8

La asistenta se había despedido, de modo que César se metió en una cama sin hacer. No es que le importara demasiado, pero el enredo de sábanas arrugadas parecía hacer juego con el estado de su ánimo. Que era sucio y cansado. Eran las doce y media de la noche. César tenía el habitual insomnio, paquete y medio de tabaco y su vieja colección de tebeos del Príncipe Valiente. Se los sabía de memoria, pero encendió un cigarrillo y empezó a hojear un ejemplar.

Esa mañana había creído sentir deseos de pintar.

En realidad se había levantado casi eufórico, perseguido por una imagen poderosa: la esquina de una habitación de muros encalados y suelo de baldosas rotas. Todo vacío. Y en medio, protagonizando el cuadro, el aire. Un aire casi tangible, antiguo, mohoso, sin lugar a dudas ominoso, sustancia primordial, fluido vivo. César lo había soñado; había visto, durmiendo, ese rincón eterno. Y por la mañana saltó de la cama excitadísimo, pensando que eso era lo que él ahora quería: pintar luces y espacios, sombras en las que cupiera el mundo entero. Entonces se tomó dos cafés seguidos, y se lanzó a su estudio. Cuando abrió la puerta de la habitación casi se quedó ciego del caudal de sol que entraba por las grandes ventanas. Un sol arrasador que disolvía la densidad del aire, que le quitaba todo secreto y toda enjundia. Incluso el recuerdo de su esquina soñada parecía perder fuerza, empalidecer, banalizarse. Se instaló César ante el lienzo blanquísimo y tuvo que entrecerrar los ojos de dolor. Dolor de la retina, pero sobre todo dolor de entendimiento. Porque no sabía, no podía.
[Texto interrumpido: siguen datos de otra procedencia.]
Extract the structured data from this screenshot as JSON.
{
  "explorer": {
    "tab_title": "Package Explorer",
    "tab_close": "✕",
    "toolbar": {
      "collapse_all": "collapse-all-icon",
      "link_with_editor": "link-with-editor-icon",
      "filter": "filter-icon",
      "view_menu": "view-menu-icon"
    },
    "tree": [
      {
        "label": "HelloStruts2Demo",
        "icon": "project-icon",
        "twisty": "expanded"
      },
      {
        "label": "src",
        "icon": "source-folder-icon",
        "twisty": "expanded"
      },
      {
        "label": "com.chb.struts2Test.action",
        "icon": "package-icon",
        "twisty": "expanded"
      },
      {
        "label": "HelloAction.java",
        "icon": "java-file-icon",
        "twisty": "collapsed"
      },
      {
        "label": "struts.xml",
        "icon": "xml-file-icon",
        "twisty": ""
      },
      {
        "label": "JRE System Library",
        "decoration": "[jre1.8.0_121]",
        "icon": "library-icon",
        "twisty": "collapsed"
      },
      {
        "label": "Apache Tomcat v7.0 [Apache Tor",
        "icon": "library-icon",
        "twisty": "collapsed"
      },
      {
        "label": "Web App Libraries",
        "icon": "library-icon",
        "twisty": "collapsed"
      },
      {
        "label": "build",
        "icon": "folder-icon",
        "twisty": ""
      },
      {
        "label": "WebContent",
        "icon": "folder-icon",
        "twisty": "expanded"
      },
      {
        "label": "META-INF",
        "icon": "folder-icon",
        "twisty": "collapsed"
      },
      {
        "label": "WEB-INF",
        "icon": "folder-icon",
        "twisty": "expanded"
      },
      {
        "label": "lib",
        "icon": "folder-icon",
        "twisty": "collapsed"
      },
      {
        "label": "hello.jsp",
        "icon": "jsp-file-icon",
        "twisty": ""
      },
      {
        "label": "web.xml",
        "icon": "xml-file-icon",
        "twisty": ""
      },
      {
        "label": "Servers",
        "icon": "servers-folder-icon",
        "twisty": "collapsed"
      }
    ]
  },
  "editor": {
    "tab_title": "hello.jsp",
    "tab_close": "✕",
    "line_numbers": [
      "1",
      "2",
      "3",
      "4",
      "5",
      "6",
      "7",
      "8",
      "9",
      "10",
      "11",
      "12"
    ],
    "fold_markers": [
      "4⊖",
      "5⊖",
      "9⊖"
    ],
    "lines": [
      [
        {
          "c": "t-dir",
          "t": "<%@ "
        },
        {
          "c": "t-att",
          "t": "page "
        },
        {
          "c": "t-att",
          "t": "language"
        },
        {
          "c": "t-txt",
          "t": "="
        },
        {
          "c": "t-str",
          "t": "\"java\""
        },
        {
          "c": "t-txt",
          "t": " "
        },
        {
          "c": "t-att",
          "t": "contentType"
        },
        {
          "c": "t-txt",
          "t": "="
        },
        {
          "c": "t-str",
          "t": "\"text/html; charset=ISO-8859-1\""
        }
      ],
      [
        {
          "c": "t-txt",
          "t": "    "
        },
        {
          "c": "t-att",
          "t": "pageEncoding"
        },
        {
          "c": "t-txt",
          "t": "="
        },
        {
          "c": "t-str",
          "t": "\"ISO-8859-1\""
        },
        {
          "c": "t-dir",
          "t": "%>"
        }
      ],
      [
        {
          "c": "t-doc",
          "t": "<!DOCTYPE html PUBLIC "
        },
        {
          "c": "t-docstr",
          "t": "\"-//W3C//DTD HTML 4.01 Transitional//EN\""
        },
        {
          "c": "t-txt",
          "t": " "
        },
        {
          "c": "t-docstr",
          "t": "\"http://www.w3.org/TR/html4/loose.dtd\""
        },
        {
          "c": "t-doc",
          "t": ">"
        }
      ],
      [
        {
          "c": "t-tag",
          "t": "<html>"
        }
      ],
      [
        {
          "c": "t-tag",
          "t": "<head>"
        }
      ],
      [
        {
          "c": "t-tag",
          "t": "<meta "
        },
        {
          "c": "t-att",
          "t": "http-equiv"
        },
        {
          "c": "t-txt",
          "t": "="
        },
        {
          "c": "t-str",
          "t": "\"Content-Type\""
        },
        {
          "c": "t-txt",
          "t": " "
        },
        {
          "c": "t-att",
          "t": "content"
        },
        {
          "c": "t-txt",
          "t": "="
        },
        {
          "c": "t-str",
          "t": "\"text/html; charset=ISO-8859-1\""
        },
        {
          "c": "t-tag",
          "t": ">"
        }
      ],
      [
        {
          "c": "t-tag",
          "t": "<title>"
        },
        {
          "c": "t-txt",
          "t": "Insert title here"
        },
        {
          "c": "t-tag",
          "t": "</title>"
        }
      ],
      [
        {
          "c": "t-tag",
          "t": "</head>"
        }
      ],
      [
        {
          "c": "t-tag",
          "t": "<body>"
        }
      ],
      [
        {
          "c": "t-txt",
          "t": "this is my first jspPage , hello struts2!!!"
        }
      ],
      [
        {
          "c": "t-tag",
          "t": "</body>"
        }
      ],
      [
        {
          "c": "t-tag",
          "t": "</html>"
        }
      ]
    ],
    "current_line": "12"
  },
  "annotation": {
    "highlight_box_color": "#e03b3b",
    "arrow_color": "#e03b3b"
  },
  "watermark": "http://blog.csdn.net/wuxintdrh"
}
Qué locura, él no tenía ni idea de cómo se podía atrapar en un cuadro ese aire metafísico, esa nada tan llena. César no era buen dibujante; jamás había pasado por una escuela; lo suyo era el color y el concepto. Él era un artista pop; o eso era la última vez que se comportó como un artista. Y ahora, de repente, a los cuarenta y cinco años, quería dar un salto mortal y ponerse a pintar como Antonio López García. Resultaba ridículo: nadie podría jamás tomarle en serio.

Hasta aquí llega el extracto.